Yes, you should review your term policies to make sure they accurately reflect (based on your financial plan) how much coverage you need and for how long because your income may have changed, your net worth may have changed, your liabilities may have changed, and your desired outcomes may have changed.

You should also be reviewing your disability policies for the same reasons. Did you know that you are only able to get $20k per month as a max in the open market? How many of you spend/save more than that monthly? If you were only receiving $240k per year, how would that impact your desired retirement outcomes? How would it impact your current lifestyle? There are ways to increase this on the private side very creatively to give you and your family the desired financial security you want/need.

You should also be reviewing your liability protection, especially if your net worth increased. This is done through a combination of proper insurance coverage; umbrella, auto, home, etc.… but should also be reviewed with your estate planning attorney and CFP® Professional.

Financial Planning

This is an optimal time to do a review of expected cash flows, which ties back to tax planning.  How, when, and where do you expect to earn income? Will it all be in your resident state? How will that income be taxed. Again, are there tax efficient ways that you should be planning for now to receive that income?

What expenses do you expect?  Are you planning on making any large purchases that need to be saved for now so you do not have to pull assets out of the market at a possibly bad time?

Estate Planning

And last but certainly not least, this is one of the areas I see most overlooked. At the very basic level, is your will up to date?  Do you even have a will? If you own anything and you care about how your loved ones/beneficiaries receive that thing, you need a will. You do not want to leave it up to your state to determine who receives what. 

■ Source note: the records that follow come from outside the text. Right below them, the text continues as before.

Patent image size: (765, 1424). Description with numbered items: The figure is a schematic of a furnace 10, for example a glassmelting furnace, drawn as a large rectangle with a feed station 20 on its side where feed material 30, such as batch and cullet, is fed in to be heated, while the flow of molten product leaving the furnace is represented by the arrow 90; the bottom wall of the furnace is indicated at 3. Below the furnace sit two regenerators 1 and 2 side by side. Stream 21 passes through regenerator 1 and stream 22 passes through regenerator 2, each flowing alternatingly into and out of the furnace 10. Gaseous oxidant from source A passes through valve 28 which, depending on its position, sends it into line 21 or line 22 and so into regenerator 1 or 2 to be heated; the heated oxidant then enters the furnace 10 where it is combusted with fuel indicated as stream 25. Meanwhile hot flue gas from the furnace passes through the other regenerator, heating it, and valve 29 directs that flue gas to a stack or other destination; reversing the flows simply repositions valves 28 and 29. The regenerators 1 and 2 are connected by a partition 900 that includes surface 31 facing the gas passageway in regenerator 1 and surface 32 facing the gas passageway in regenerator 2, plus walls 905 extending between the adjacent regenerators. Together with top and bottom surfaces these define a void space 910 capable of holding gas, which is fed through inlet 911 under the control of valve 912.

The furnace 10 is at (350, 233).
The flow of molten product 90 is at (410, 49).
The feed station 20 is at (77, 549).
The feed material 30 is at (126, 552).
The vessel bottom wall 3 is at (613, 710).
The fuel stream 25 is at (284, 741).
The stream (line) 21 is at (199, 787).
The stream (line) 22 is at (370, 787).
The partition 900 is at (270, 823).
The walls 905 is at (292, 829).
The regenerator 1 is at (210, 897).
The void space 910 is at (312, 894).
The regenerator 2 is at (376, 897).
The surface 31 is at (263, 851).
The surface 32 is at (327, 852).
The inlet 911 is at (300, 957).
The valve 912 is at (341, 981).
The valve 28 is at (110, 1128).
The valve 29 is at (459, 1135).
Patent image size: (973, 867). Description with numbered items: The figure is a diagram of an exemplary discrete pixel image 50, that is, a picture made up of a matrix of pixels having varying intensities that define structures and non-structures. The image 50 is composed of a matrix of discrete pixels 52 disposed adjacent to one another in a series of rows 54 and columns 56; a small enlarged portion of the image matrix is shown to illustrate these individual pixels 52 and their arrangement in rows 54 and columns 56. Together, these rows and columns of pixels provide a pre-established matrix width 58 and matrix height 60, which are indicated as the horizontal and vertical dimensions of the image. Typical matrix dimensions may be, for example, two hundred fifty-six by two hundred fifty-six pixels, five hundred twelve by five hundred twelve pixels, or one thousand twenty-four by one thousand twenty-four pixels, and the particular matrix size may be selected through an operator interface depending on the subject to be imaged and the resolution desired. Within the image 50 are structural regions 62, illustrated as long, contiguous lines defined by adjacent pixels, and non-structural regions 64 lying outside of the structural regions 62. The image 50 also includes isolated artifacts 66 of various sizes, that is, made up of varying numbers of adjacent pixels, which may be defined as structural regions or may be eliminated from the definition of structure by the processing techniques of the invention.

But outside of that, has your estate grown? Do you project that it could possibly grow into a taxable estate? Right now, the limit is high to be considered a taxable estate at $11.58 million per individual. There is speculation that number could be reduced back to basically half that under the next administration. If so, is your estate prepared to plan around those future taxes?

This is also a great time to do an inventory on the current assets you have and how they are being held. Again, taxes are a huge part of this, both now and future, but liability planning is also important! You may have purchased something and inadvertently placed it in an unsheltered ownership. 

At AWM Capital, we want to unlock the full potential of your wealth for maximum impact in all areas of your life. Certainly, the above is not a comprehensive list, but hopefully it is thought provoking. 

We always say you only get to keep, spend, or give your after-tax money, so your focus should always be on net returns. Buying the right types of investments, putting them in the right types of accounts, and following the most tax efficient draw down strategy in retirement is the key to maximizing your desired outcomes.

By reviewing the above, you truly are taking the steps required to “OWN YOUR WEALTH!”